In Analytics, It’s the Actions that Matter
Posted by admin in Blog, analytic strategy, analytics on April 28, 2009
In this note, let’s define analytics as the analysis of data in order to take actions. (This is a narrow definition of analytics, but one that is useful here.) If you don’t have day to day work experience with analytics, it is easy to have the mistaken impression that analytics is only about data and statistical models.
Although understanding data and developing statistical models is certainly an important component of an analytic project, this is just one aspect of analytics. This aspect includes cleaning data, enriching data, exploring data, developing features, building models, validating models, and iterating the process. From a broad perspective, this is a process in which the input is data and the output is a statistical model. When most people think of modeling, this is what they think of. For many analytic projects, this is just a small part of what is required for a successful engagement.
The second aspect of analytics is what I am concerned with in this note. This is the aspect of analytics concerned with:
- developing an appropriate score for a statistical model;
- using the score to define useful actions;
- determining which measures are best for evaluating the effectiveness of these actions;
- tracking these measures (often with a dashboard) and making sure that that they advance the strategic objectives of the company or organization.

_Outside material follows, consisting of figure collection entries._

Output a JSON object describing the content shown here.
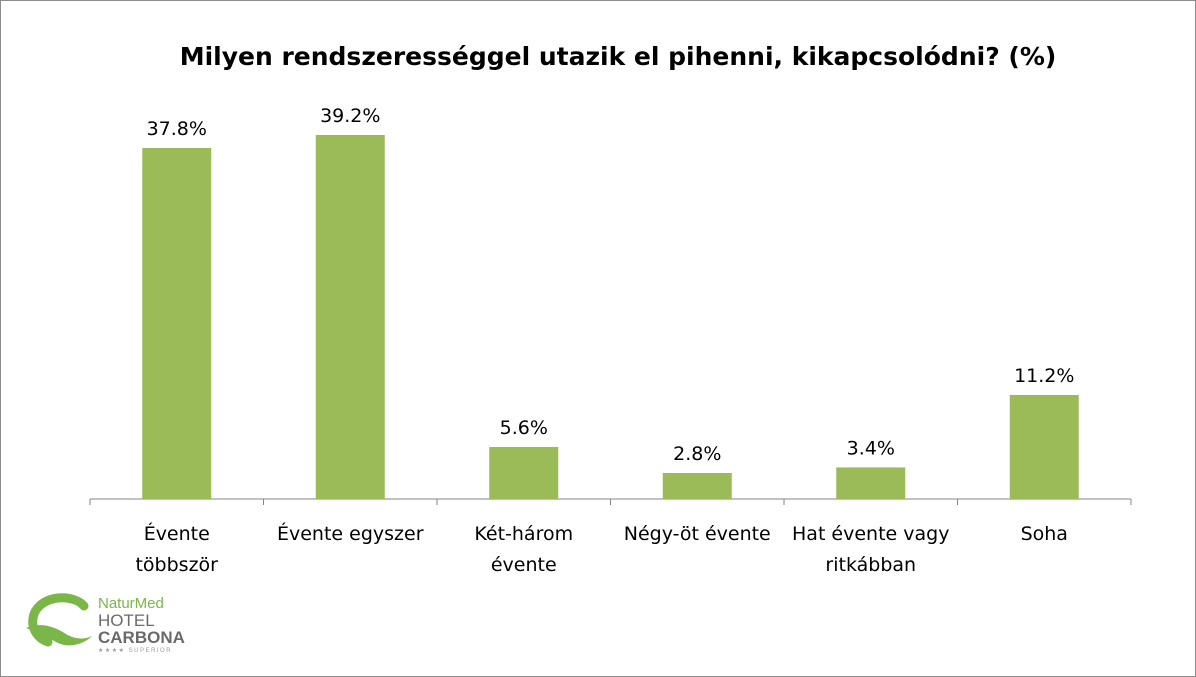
{
  "chart_data": {
    "type": "bar",
    "title": "Milyen rendszerességgel utazik el pihenni, kikapcsolódni? (%)",
    "categories": [
      [
        "Évente",
        "többször"
      ],
      [
        "Évente egyszer"
      ],
      [
        "Két-három",
        "évente"
      ],
      [
        "Négy-öt évente"
      ],
      [
        "Hat évente vagy",
        "ritkábban"
      ],
      [
        "Soha"
      ]
    ],
    "values": [
      37.8,
      39.2,
      5.6,
      2.8,
      3.4,
      11.2
    ],
    "data_labels": [
      "37.8%",
      "39.2%",
      "5.6%",
      "2.8%",
      "3.4%",
      "11.2%"
    ],
    "ylim": [
      0,
      39.2
    ],
    "bar_color": "#9bbb59",
    "axis_color": "#868686",
    "grid": false,
    "legend": "none"
  },
  "logo": {
    "line1": "NaturMed",
    "line2": "HOTEL",
    "line3": "CARBONA",
    "line4": "★★★★ SUPERIOR",
    "brand_color": "#7ab648"
  }
}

One way to remember this is using the mnemonic SAMS for Scores, Actions, Measures and Strategies.
For example, with a response model, often a threshold is used. If the score from the response model is above the threshold, an offer is made (this is the action); if not, no offer is made.
Here are some examples of SAMS:
| Model | Score | Action | Measure | Strategy |
|---|---|---|---|---|
| on-line response model | likelihood to respond to an offer | display the offer to the visitor that has the highest likelihood of response and available inventory | revenue per day generated by the web site | increase revenue from a website by improving targeting of offers |
| fraud model | likelihood that a transaction is fraudulent | approve, decline, or obtain more information | detection and false positive rates | reduce costs and improve customer experience by lowering fraud rates |
| data quality model | likelihood that a data source has data quality problems | if the score is above a threshold, manually investigate the data to check whether there is in fact a data quality problem | detection and false positive rates | improve operational efficiencies by detecting data quality problems more quickly |
A successful analytics projects requires a careful study of what actions are possible; of the possible actions, which can be deployed into operational systems; and, how the systems can be instrumented so that the data required to compute the required measures is available.

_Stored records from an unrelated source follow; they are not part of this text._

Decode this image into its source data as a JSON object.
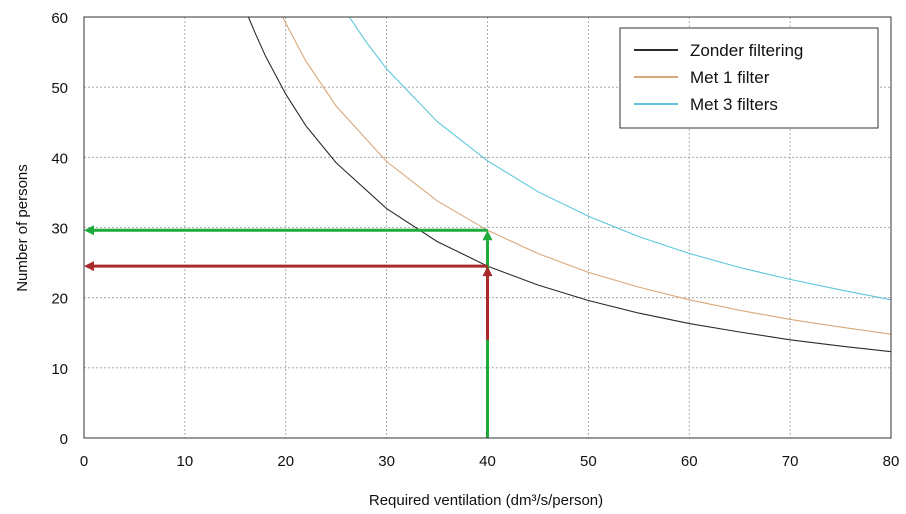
{
  "chart_data": {
    "type": "line",
    "xlabel": "Required ventilation  (dm³/s/person)",
    "ylabel": "Number of persons",
    "xlim": [
      0,
      80
    ],
    "ylim": [
      0,
      60
    ],
    "x_ticks": [
      0,
      10,
      20,
      30,
      40,
      50,
      60,
      70,
      80
    ],
    "y_ticks": [
      0,
      10,
      20,
      30,
      40,
      50,
      60
    ],
    "grid": true,
    "legend_position": "top-right",
    "series": [
      {
        "name": "Zonder filtering",
        "color": "#2b2b2b",
        "x": [
          16.3,
          17,
          18,
          20,
          22,
          25,
          30,
          35,
          40,
          45,
          50,
          55,
          60,
          65,
          70,
          75,
          80
        ],
        "y": [
          60,
          57.6,
          54.4,
          49,
          44.5,
          39.2,
          32.7,
          28,
          24.5,
          21.8,
          19.6,
          17.8,
          16.3,
          15.1,
          14,
          13.1,
          12.3
        ]
      },
      {
        "name": "Met 1 filter",
        "color": "#d9a87a",
        "x": [
          19.7,
          20,
          22,
          25,
          30,
          35,
          40,
          45,
          50,
          55,
          60,
          65,
          70,
          75,
          80
        ],
        "y": [
          60,
          59.1,
          53.7,
          47.3,
          39.4,
          33.8,
          29.6,
          26.3,
          23.6,
          21.5,
          19.7,
          18.2,
          16.9,
          15.8,
          14.8
        ]
      },
      {
        "name": "Met 3 filters",
        "color": "#5cc6dd",
        "x": [
          26.3,
          28,
          30,
          35,
          40,
          45,
          50,
          55,
          60,
          65,
          70,
          75,
          80
        ],
        "y": [
          60,
          56.4,
          52.6,
          45.1,
          39.5,
          35.1,
          31.6,
          28.7,
          26.3,
          24.3,
          22.6,
          21.1,
          19.7
        ]
      }
    ],
    "annotations": [
      {
        "kind": "vertical-arrow",
        "color": "#1faa3c",
        "x": 40,
        "y_from": 0,
        "y_to": 29.6
      },
      {
        "kind": "horizontal-arrow",
        "color": "#1faa3c",
        "y": 29.6,
        "x_from": 40,
        "x_to": 0
      },
      {
        "kind": "vertical-arrow",
        "color": "#a82a2a",
        "x": 40,
        "y_from": 14,
        "y_to": 24.5
      },
      {
        "kind": "horizontal-arrow",
        "color": "#a82a2a",
        "y": 24.5,
        "x_from": 40,
        "x_to": 0
      }
    ]
  }
}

The organizational challenge when developing and deploying analytics is that four groups must work together to complete a successful analytic project:
- The IT group must provide the required data to build the model.
- The analytics group must build the appropriate models and develop the appropriate scores.
- The operations group must decide which actions are possible and how these actions can be integrated with current systems and business processes.
- An executive sponsor must make sure that the measures have strategic relevance and the three groups above collaborate effectively.